Analysis of "Anthem For Doomed Youth" by Wilfred Owen
Anthem For Doomed Youth is a war poem Owen wrote whilst recovering from shell-shock in a Scottish hospital. The year was 1917. Less than a year later Owen was killed in battle.The sonnet form is usually associated with romance and love so the poet is being ironic by choosing it. Owen is also being controversial by focusing on the negative aspects of war, which some see as disrespect for the soldiers, who give their all for the cause. Owen doesn't back away from the deaths of the young men; he relates it to the mass slaughter of animals.
The poem throughout compares the deaths of the soldiers with traditional funeral rites and ceremonies
Others think that the poem is extra powerful because it raises the important questions often ignored when countries commit to war - Why should so many die in such a hideous way? How come we are blind to the inhumanity of war?There's no doubt that Anthem For Doomed Youth explores the darker side of war, aspects that some would rather ignore or gloss over. The poem's success lies in the stark contrast between the furious, explosive reality of the battle and the calm holiness of the church ritual.
'' Anthem for Doomed Youth'' is an elegy, a lament for the dead, a judgement on Owen’s experience of war rather than an account of the experience itself. Doomed youth is right. These were young men, some very young.
Lines 1-8 (the octet) contain a catalogue of the sounds of war, the weapons of destruction - guns, rifles, shells - linked, ironically, to religious imagery, until in line 8 we switch from the fighting front to Britain’s "sad shires" where loved ones mourn. The tone now drops from bitter passion to rueful contemplation, the mood sombre, the pace slower, until by line 14 the poem quietly closes with "the drawing down of blinds".
In this octet the devilish clamour of trench warfare is carefully set against the subdued atmosphere of church. These religious images: passing bells, orisons (prayers), voice of mourning, choirs, candles, holy glimmers, symbolise the sanctity of life - and death - while suggesting also the inadequacy, the futility, even meaninglessness, of organised religion measured against such a cataclysm as war. To "patter out" is to intone mindlessly, an irrelevance. "Hasty" orisons are an irreverence. Prayers, bells, mockeries only. Despite Owen’s orthodox Christian upbringing, how his faith actually developed during the last years is far from clear, and it is hard not to think that he was not remembering in this poem those members of the clergy, and they were many, who were preaching not the gospel of peace but of war.
Right at the start the simile "die as cattle" jolts us with its image of the slaughterhouse and the idea of men being treated as less than human. "Anger of the guns" (line 2): were the men behind the guns angry? Probably not. Hatred of the enemy was more common among civilians than the troops. Onomatopoeia, alliteration and personification come together in line 3 in a brilliant sound image.
The juxtaposition of "choirs" and "wailing shells" is a startling metaphor, God’s world and the Devil’s both as one; after which line 8 leads into the sestet with the contrasted, muted sound of the Last Post.

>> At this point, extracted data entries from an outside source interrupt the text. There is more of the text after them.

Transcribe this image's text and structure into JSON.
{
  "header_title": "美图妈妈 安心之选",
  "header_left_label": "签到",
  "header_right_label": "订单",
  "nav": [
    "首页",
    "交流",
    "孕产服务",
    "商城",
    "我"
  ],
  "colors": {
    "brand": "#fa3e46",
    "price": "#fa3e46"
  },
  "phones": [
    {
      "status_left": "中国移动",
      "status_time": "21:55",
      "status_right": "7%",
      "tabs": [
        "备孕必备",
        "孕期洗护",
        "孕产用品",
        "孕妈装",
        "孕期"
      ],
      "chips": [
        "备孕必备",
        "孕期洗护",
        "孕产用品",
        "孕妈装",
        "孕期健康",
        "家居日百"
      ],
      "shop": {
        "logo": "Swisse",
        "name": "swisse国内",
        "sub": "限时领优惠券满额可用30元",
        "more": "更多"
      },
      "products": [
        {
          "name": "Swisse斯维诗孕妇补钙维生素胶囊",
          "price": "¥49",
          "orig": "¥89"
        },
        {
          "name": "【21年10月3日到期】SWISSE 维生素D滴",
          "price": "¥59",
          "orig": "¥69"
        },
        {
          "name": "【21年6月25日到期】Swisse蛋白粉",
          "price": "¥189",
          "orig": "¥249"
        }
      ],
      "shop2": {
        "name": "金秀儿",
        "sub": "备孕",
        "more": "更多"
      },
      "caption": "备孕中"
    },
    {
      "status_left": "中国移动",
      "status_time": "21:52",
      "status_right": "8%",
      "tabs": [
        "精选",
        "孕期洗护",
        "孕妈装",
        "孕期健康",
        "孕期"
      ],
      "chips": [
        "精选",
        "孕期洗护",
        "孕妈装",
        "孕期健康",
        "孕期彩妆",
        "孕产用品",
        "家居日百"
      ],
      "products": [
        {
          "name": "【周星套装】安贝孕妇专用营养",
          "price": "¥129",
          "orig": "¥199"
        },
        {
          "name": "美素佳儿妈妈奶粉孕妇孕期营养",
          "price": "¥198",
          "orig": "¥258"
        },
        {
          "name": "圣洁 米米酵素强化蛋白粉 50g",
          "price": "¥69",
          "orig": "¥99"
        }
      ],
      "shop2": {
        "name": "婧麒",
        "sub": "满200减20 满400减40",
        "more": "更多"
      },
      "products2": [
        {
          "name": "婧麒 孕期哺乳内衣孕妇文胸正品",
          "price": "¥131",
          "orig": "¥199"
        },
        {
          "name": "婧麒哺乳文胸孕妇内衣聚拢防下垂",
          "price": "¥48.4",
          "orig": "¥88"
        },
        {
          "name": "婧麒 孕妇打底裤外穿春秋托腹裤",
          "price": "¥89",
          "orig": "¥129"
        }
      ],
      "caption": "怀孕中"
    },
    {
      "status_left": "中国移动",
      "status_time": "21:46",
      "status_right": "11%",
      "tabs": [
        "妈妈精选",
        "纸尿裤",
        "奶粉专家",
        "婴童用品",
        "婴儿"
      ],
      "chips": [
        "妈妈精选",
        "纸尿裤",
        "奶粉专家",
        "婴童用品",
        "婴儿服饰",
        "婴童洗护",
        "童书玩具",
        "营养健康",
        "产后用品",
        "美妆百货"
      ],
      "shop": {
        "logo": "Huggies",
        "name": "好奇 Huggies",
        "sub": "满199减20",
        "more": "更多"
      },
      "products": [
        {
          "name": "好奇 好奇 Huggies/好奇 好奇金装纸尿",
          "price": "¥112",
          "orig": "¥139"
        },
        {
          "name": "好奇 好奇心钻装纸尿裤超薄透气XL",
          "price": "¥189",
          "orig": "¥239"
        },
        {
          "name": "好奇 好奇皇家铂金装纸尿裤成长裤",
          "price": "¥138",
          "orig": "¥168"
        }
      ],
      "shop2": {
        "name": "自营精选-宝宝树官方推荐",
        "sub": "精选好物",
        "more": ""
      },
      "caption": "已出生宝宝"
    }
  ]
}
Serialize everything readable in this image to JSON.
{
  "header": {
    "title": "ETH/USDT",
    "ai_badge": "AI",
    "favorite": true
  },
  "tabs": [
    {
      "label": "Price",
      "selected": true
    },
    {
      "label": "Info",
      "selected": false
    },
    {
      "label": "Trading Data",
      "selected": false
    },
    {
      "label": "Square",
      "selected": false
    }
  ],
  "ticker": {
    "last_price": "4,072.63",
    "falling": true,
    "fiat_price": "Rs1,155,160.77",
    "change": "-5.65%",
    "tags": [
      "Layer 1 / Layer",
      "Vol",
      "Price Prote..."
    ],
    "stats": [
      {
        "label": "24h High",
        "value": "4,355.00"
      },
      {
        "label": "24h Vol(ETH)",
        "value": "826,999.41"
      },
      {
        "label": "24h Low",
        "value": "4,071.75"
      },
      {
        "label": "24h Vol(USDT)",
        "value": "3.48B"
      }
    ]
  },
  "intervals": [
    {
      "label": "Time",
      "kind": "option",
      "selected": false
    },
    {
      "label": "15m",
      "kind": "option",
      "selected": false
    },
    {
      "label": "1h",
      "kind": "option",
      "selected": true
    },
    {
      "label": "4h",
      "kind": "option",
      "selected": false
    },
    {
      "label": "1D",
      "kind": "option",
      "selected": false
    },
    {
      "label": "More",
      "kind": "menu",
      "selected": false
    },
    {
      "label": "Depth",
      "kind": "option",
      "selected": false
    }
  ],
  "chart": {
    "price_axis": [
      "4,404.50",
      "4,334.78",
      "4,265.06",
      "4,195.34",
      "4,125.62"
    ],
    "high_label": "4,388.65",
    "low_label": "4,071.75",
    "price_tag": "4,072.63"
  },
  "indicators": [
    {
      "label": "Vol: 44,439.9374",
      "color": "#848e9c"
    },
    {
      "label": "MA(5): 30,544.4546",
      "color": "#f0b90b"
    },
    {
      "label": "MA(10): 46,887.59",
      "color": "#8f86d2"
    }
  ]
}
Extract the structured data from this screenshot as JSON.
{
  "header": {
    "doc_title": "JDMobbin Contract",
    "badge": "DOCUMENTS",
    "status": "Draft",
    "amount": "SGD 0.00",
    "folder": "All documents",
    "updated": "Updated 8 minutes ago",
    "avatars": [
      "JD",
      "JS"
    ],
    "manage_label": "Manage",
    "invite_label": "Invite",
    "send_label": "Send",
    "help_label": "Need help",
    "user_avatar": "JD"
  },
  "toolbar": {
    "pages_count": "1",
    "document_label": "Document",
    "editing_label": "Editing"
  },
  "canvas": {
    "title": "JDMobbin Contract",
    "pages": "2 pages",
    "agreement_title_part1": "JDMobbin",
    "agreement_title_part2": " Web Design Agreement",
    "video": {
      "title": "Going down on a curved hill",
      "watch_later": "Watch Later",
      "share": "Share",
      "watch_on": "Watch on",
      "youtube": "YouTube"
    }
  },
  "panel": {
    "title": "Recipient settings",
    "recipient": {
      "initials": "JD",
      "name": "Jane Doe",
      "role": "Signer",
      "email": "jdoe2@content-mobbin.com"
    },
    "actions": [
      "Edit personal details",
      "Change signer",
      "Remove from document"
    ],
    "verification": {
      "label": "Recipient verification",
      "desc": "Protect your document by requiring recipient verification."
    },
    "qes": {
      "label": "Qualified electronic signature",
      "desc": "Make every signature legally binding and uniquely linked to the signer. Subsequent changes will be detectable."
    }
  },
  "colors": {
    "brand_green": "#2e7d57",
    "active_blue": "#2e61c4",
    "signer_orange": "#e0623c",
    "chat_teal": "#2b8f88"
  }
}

Religious images and allusions dominate lines 9-14. Forget about altar boys and candle bearers, says Owen. These have nothing to do with the real rites. Look in their eyes and in the ashen faces of their womenfolk to learn the truth about war.
In line 12, "pallor" - "pall" (paleness-coffin cloth) is almost an example of Owen’s use of pararhyme (half rhyme), a poetic device which may give a downbeat, lowering effect or creates an impression of solemnity. "Flowers" (line 13) suggest beauty but also sadness, again a word that runs counter to the pandemonium of the first eight lines.
Aptly, dusk is falling in the last line and speaks of finality. The dusk is slow, for that is how time passes for those who mourn, and with the drawing down of blinds and the attendant sadness we may think of a house in Shrewsbury’s Monkmoor Road where at the eleventh hour of the eleventh day of the eleventh month a telegram was delivered that informed Wilfred Owen’s parents of his death just a week earlier
Figures of Speech
1. The use of simile to compare the battlefield deaths of soldiers to the slaughter of cattle conveys both the inhumanity of these soldiers' deaths, and also that they just might be dying without really understanding why. They're headed off to slaughter, no questions asked.
2.Personification plays a serious role in this opening section. The guns are angry, shells wail and bugles call. It's interesting to note that while the soldiers are being dehumanized, the instruments of war are actually, in a strange and terrifying way, becoming more human.
3.The use of alliteration at the end of the line—"rifles' rapid rattle"—is another way of grabbing our attention and building the intensity. Ramping up the momentum and intensity is obviously very important here, since our speaker's throwing us into the middle of a war zone, and must get the sheer terror across to us through the language.